‘I’m sorry’ -Ramotar expresses regret for pardon of child killer

Former President Donald Ramotar says he is sorry for his decision to pardon child killer Ravindra Deo and although he knows it might not be enough to extinguish the hurt the child’s parents feel, he regrets not consulting with them before his decision.

 

“I am so sorry…maybe if I had spoken to the parents earlier I don’t think I would have,” Ramotar told Stabroek News in an exclusive interview yesterday.

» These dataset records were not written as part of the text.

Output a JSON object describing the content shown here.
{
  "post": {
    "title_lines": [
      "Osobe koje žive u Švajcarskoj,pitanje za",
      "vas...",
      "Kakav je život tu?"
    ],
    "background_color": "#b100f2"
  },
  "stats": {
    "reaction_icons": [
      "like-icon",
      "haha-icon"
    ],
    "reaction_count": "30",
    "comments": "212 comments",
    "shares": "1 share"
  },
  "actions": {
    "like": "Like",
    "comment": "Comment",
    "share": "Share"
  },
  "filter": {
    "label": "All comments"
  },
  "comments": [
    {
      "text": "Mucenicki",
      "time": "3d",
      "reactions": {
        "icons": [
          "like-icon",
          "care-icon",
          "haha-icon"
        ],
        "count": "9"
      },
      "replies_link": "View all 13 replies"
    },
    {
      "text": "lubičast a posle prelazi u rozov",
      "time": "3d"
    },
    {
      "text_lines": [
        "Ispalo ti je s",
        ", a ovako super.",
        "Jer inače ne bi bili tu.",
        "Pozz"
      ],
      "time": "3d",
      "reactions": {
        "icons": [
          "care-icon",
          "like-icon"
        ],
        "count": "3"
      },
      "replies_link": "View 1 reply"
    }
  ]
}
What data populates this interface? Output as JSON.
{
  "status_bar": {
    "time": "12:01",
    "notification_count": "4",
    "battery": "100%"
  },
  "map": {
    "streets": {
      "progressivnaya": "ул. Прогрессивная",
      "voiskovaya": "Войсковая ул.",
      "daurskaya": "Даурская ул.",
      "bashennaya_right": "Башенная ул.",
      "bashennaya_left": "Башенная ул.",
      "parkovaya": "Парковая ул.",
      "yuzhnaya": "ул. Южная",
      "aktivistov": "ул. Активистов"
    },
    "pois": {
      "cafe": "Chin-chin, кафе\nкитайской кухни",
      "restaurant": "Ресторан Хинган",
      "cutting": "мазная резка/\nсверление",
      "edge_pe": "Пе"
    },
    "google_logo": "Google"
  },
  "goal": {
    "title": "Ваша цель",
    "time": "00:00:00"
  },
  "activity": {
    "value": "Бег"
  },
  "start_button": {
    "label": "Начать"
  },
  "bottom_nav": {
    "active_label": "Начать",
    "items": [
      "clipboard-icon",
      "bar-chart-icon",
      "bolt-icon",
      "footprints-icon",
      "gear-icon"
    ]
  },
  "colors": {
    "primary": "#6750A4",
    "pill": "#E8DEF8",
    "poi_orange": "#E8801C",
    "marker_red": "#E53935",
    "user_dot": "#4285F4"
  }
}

“What motivated me was the case put up for Deo. I had read the Chief Justice’s ruling on the matter when he said that the sentence should not have been murder but the lesser manslaughter and at the time he (Deo) had spent what would have been the time for manslaughter. I had also met with Deo’s parents who were sick and ailing and so forth. In retrospection, all I can say is I am so sorry I did not contact the parents because after hearing they migrated over 15 years (ago), I gave up. I guess I did not make a big enough effort,” he said.

Vishnu Bhim
Vishnu Bhim
Ravindra Deo
Ravindra Deo

The now 39-year-old Deo was convicted for the brutal murder of 8-year-old Vishnu Bhim, which was committed 21 years ago at La Bonne Intention (LBI). Although sentenced to hang, he subsequently had his death sentence commuted to life imprisonment.

Details of the case were that the child was on his way to school when he was kidnapped and taken via a bicycle to the backlands of LBI, where he was bound, gagged and murdered. It was a crime which had grabbed the attention of the nation.

According to evidence produced in the court, Deo had claimed that “Kresho,” the other person who was implicated, gave him a bike with a wooden bar and told him to take the child to LBI. Kresho was never found.

Bhim was taken down the LBI estate road in the vicinity of a trench surrounded by bush, where his shirt was torn and used to bind him.

A note was then sent to his parents requesting ransom of $1 million for his safe return.

Deo had later taken the police to the backlands, where the child’s swollen and battered body was found floating in a trench partly obscured by bushes. The cause of death was given as asphyxiation due to a fracture of the hyoid bone.

Deo was tried, found guilty and sentenced to death by way of hanging but had petitioned the court to have his punishment be commuted to a life sentence. This was granted in 2012 by Chief Justice Ian Chang.

A few days before demitting office in May of this year after his party lost the General and Regional Elections, Ramotar granted a presidential pardon to Deo, setting him free.

The move was most unpopular not only with the child’s parents who expressed disappointment but with the populace which voiced its anger and dissatisfaction with the move.

Ramotar again recently received much flak when a local online news agency reported that he said that the child killer did not deserve to be in prison and that he was unaware that the lad’s parents were still grieving.

The former president told Stabroek News that he made the decision based on facts presented to him and regrets that this did not include statements from the child’s parents on their views which would have provided balance to the argument. He said that after the decision, and after the father contacted his office, he was emotional over the decision but it was too late.

“I met with the father (of Vishnu Bhim) after the decision and when he explained to me the pain the child’s mother still goes through, it pained and still pains me. I spoke to him first on the phone then I met him when he came to Guyana and was so moved as I learned that the wound is still so very raw for them. I really felt so cut up inside when I met them. It was a tough decision, I feel a no-win situation and I admit I erred. Looking at all that is before me, I know I would not have and I want the parents to forgive me for that,” he added.

Stabroek News understands that since being set free, Deo left for neighbouring Suriname where he wants to start a new life and is even contemplating returning to Guyana to restart his parents’ garment selling business with monies earned there.